Then, in early 2015, my father just casually mentioned in passing “…you know, Phillip, I somewhere still have the deed to my Grandfather’s house in Cosenza and it probably still belongs to us.”  A few months later, Fedele died tragically in a car accident. Something clicked right then in the aftermath of the Fedele’s passing, and I quietly adopted two life missions:  first, honor this wonderful, humble man by better understanding and respecting our family history and, second, ultimately, connect with and live my retirement years in Calabria.  In the process a third mission was added – become an Italian citizen.

So I hired My Italian Family to secure my Italian Citizenship AND to host my Heritage Visit to Piane Crati, just outside of Cosenza, in Calabria.

Practical and emotional apprehension abounded before our Family Trip: What if there were no relatives to be found?  What if the Infelise home was just a plot of land with just a long-abandoned pile of bricks there?  What if our modest command of Italian wasn’t enough to fully appreciate the day?

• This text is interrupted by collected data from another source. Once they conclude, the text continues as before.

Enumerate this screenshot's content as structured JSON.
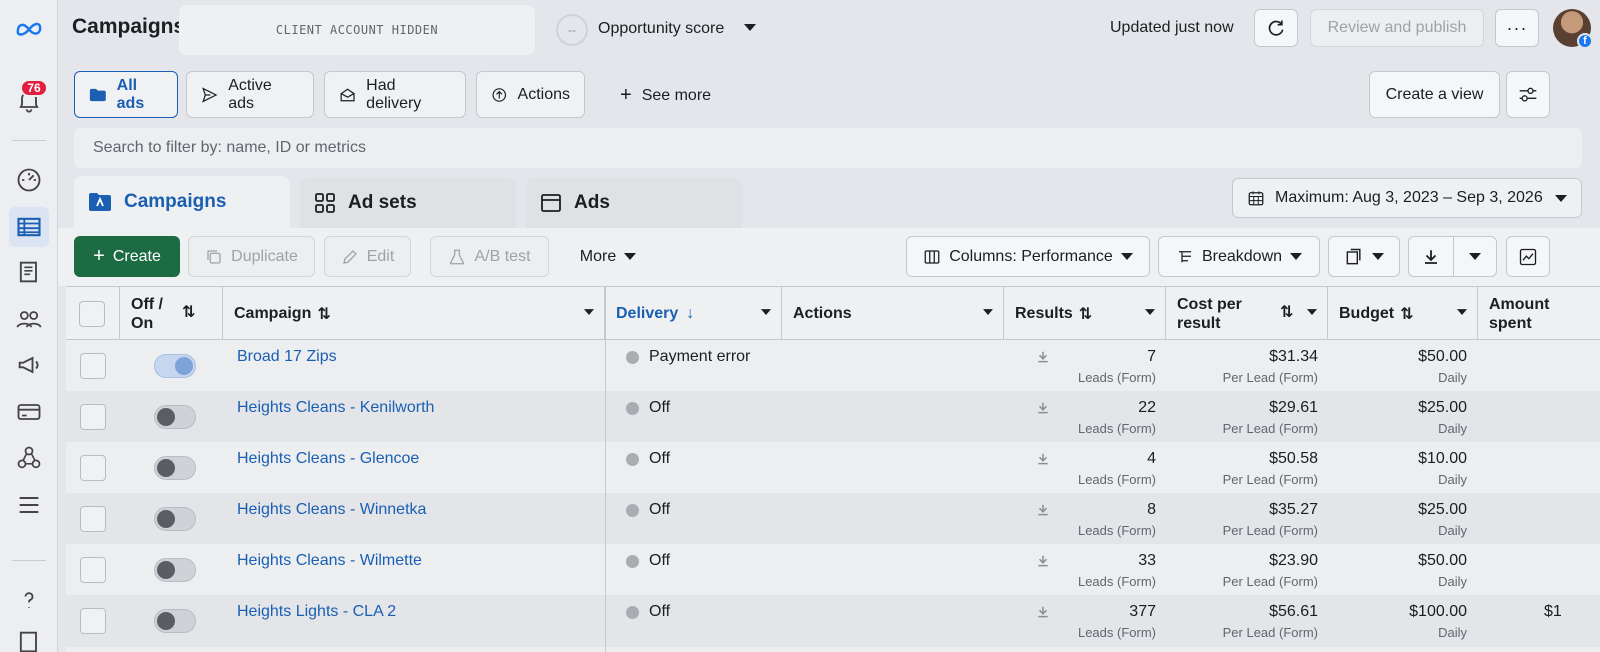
{
  "app": {
    "title": "Campaigns",
    "hidden_account": "CLIENT ACCOUNT HIDDEN",
    "opportunity_score_value": "--",
    "opportunity_score_label": "Opportunity score",
    "updated_text": "Updated just now",
    "review_publish": "Review and publish",
    "notification_count": "76"
  },
  "filters": {
    "all_ads": "All ads",
    "active_ads": "Active ads",
    "had_delivery": "Had delivery",
    "actions": "Actions",
    "see_more": "See more",
    "create_view": "Create a view"
  },
  "search": {
    "placeholder": "Search to filter by: name, ID or metrics"
  },
  "tabs": {
    "campaigns": "Campaigns",
    "ad_sets": "Ad sets",
    "ads": "Ads"
  },
  "date_range": "Maximum: Aug 3, 2023 – Sep 3, 2026",
  "toolbar": {
    "create": "Create",
    "duplicate": "Duplicate",
    "edit": "Edit",
    "ab_test": "A/B test",
    "more": "More",
    "columns": "Columns: Performance",
    "breakdown": "Breakdown"
  },
  "columns": {
    "off_on": "Off / On",
    "campaign": "Campaign",
    "delivery": "Delivery",
    "actions": "Actions",
    "results": "Results",
    "cost_per_result": "Cost per result",
    "budget": "Budget",
    "amount_spent": "Amount spent"
  },
  "rows": [
    {
      "name": "Broad 17 Zips",
      "on": true,
      "delivery": "Payment error",
      "results": "7",
      "results_sub": "Leads (Form)",
      "cost": "$31.34",
      "cost_sub": "Per Lead (Form)",
      "budget": "$50.00",
      "budget_sub": "Daily",
      "spent": ""
    },
    {
      "name": "Heights Cleans - Kenilworth",
      "on": false,
      "delivery": "Off",
      "results": "22",
      "results_sub": "Leads (Form)",
      "cost": "$29.61",
      "cost_sub": "Per Lead (Form)",
      "budget": "$25.00",
      "budget_sub": "Daily",
      "spent": ""
    },
    {
      "name": "Heights Cleans - Glencoe",
      "on": false,
      "delivery": "Off",
      "results": "4",
      "results_sub": "Leads (Form)",
      "cost": "$50.58",
      "cost_sub": "Per Lead (Form)",
      "budget": "$10.00",
      "budget_sub": "Daily",
      "spent": ""
    },
    {
      "name": "Heights Cleans - Winnetka",
      "on": false,
      "delivery": "Off",
      "results": "8",
      "results_sub": "Leads (Form)",
      "cost": "$35.27",
      "cost_sub": "Per Lead (Form)",
      "budget": "$25.00",
      "budget_sub": "Daily",
      "spent": ""
    },
    {
      "name": "Heights Cleans - Wilmette",
      "on": false,
      "delivery": "Off",
      "results": "33",
      "results_sub": "Leads (Form)",
      "cost": "$23.90",
      "cost_sub": "Per Lead (Form)",
      "budget": "$50.00",
      "budget_sub": "Daily",
      "spent": ""
    },
    {
      "name": "Heights Lights - CLA 2",
      "on": false,
      "delivery": "Off",
      "results": "377",
      "results_sub": "Leads (Form)",
      "cost": "$56.61",
      "cost_sub": "Per Lead (Form)",
      "budget": "$100.00",
      "budget_sub": "Daily",
      "spent": "$1"
    }
  ],
  "colors": {
    "accent": "#1b5fb3",
    "create_green": "#1d6b42",
    "badge_red": "#e41e3f"
  }
}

The day came and my newly found cousin Franco was waiting for me with Silvia, our appointed researcher. In a small town of less than 1,000 folks like PC, the famiglia certainly extends beyond the Infelise’s as it was clear that Franco grew up with and knew everyone in town as one extended family.  As Mayor Michele Ambroggio said to us: “everyone in town knows you’re here and will be greeting you and staring as you pass.”

Of course, a highlight was our visit to the “Infelise Family Home.”  With our expanded new family, we toured the apartment – large, well-kept and ready for us to move right in.  We never discussed who actually owns or did own this property – nor does it matter – since it belongs to the Infelise family.

While not a religious person who doesn’t frequent churches much, I surely was overwhelmed feeling my dear father’s presence in that beautiful place, no doubt where my grandfather Fedele was baptized, knowing how our family connection to Piane-Crati is immortalized therein.

How does one part after such a monumental day with a new family?  In typical fashion of Calabrian men when facing emotion, little was said except deep in the heart.  But the hugs and tears flowed in lingering moments that will never be forgotten. With the help of My Italian Family, I will become a dual Italian Citizen.  We have just purchased a home in Calabria, along the coast in Pizzo, and hope to retire there.

Behind all this there are two serious lingering regrets.  First, how is it that I never pressed my father on his family and its history?  Whatever kept me from doing so can only be attributed to my own stupidity.  Second, that I never pushed and organized that Father/Son visit to the “old Country” as I know it would have been transformative for both of us.  Advice – don’t let either of these happen to you. Andiamo. Fallo adesso!!